Investors liked what they saw from Tapestry in the quarter and shares rose 3.3 percent to $39.20 on Thursday.
Fourth-quarter Results
Net income fell 28.9 percent to $159.3 million, or 68 cents a share, from $224.1 million, or 95 cents, a year earlier. However, adjusted earnings of 92 cents a share came in better than the 88 cents analysts projected, according to Yahoo Finance.
Revenues for the three months ended June 29 slipped 2 percent to $1.59 billion — better than the $1.57 billion analysts forecast — with Coach holding steady as the company’s other brands saw declines.
Coach sales were flat at $1.3 billion while Kate Spade fell 6 percent to $290.1 million and Stuart Weitzman was off 19 percent to $50.6 million.
For the full year, Tapestry’s sales were flat at $6.7 billion, with a 3 percent increase in the Coach business overshadowing declines at the other brands.
Inventories at the end of the fourth quarter were down 10 percent from a year earlier, which the company said reflected “strong inventory control as well as a shift in receipt timing into the fiscal first quarter.”
This year, Tapestry is expecting its sales to be about flat at $6.7 billion with earnings per share of $4.45 to $4.50 representing midsingle-digit growth.
Tapestry is widely viewed as doing a good job reinvigorating the Coach business. The hope is to use that expertise elsewhere. Kate Spade has been slow to improve, but Crevoiserat said Michael Kors already has the base it needs in place.
The Michael Kors Comparison
“There are frankly more similarities to the Michael Kors business to Coach than Kate,” Crevoiserat said. “Michael Kors in terms of advantages, it has high awareness. It’s an already strong brand, it has strong brand codes with hardware and signature platforms. Those are things we are working to build at Kate [that] already exist at Michael Kors.
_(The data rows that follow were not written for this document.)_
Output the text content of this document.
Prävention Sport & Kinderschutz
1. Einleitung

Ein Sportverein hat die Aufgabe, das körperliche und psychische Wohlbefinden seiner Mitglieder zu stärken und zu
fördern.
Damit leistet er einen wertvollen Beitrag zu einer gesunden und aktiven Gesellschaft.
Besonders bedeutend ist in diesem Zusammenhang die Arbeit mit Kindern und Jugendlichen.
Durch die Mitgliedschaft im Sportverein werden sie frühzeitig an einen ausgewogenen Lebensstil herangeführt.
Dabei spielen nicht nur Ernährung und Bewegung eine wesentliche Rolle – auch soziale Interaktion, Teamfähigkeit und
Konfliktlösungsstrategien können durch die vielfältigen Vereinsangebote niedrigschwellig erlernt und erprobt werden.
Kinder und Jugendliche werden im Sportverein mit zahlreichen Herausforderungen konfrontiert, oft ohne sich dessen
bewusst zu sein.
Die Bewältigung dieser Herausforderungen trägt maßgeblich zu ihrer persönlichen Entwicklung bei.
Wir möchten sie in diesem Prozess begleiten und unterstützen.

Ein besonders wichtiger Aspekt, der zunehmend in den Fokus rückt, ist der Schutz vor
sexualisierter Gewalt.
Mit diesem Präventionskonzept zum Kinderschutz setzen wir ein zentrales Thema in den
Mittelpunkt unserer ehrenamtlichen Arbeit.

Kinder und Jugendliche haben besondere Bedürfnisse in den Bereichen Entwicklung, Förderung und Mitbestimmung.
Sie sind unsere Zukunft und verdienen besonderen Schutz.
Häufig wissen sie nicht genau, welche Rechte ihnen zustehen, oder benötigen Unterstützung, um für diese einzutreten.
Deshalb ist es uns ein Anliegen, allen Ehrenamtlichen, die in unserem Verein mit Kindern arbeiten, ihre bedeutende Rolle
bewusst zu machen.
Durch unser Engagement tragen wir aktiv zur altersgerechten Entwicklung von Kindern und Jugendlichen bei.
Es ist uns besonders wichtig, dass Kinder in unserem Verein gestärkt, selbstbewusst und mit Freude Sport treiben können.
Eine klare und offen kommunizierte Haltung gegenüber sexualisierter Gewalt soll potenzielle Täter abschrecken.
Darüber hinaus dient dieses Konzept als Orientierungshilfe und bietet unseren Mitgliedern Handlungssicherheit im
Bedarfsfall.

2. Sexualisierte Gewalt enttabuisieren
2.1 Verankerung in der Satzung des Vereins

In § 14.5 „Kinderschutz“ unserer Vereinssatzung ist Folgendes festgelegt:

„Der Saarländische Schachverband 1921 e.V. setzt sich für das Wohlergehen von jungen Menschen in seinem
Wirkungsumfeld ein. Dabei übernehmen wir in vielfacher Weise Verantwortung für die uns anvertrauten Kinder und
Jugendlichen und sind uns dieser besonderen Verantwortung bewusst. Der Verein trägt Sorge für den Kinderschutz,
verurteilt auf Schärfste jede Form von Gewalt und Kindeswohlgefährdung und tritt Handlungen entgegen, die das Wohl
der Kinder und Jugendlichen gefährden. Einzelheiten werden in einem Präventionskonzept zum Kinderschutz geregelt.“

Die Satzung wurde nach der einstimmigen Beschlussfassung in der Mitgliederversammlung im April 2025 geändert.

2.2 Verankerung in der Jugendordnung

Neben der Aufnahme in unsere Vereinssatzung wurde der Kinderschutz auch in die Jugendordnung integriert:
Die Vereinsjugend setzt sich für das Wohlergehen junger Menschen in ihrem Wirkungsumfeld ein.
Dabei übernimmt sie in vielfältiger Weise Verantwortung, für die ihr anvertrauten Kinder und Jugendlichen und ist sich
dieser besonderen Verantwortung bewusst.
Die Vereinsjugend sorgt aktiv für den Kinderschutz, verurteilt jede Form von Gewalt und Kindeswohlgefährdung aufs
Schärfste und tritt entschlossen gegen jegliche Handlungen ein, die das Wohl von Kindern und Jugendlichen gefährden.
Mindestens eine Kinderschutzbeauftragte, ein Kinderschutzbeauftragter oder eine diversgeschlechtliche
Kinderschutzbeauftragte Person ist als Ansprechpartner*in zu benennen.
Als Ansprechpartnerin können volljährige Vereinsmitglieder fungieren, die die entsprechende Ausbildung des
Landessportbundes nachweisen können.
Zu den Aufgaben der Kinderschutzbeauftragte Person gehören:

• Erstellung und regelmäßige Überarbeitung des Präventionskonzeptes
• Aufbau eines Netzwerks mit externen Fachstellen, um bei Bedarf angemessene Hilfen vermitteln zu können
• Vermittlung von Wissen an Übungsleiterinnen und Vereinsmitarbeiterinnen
“It has a large ready-to-wear [and] footwear business. It has global reach,” she said. “It’s an over $3 billion brand already achieving high teen operating margins. From a business perspective and a business model perspective, there’s a lot to love at Michael Kors.”
Even so, the brand is having a rough patch while it waits either for the deal with Tapestry to close or for a judge to nix the transaction.
Last week, Capri said Michael Kors’ revenues fell 14.2 percent to $675 million in the most recent quarter as operating income declined 42.3 percent to $75 million.
Scott Roe, Tapestry’s chief financial officer and chief operating officer, said the problems at Kors can be fixed.
“We’ve been surprised and frankly disappointed by some of the executional issues that we see at Michael Kors and the level of flow through to profit and cashflow,” Roe said. “These are things that we as an organization have a lot of strength and competency and, under our ownership, we see a real opportunity to drive long-term value.”
Kate Spade in Focus
In the meantime, Tapestry is working on its own operations, especially Kate Spade, where L’Oréal veteran Eva Erdmann is slated to become CEO and brand president in October, giving the handbag brand a beauty eye.
Crevoiserat said Kate Spade was “distinctive in the market.”
“The actions that you’ve seen us take should be an indication that we have a strong bias for action and a bias for growth,” she said. “We’re investing in the brand and we see the opportunity to build it. It’s not just about delivering great product, and we have a pipeline of innovation coming, it’s also about connecting that with a holistic marketing and brand building campaigns. We think that Ava’s experience and building brands in the beauty industry, but for luxury brands within that industry, will be a nice compliment to the team in place at Kate.”
If Crevoiserat gets her way on Capri, the Kate Spade turnaround effort will only be preamble.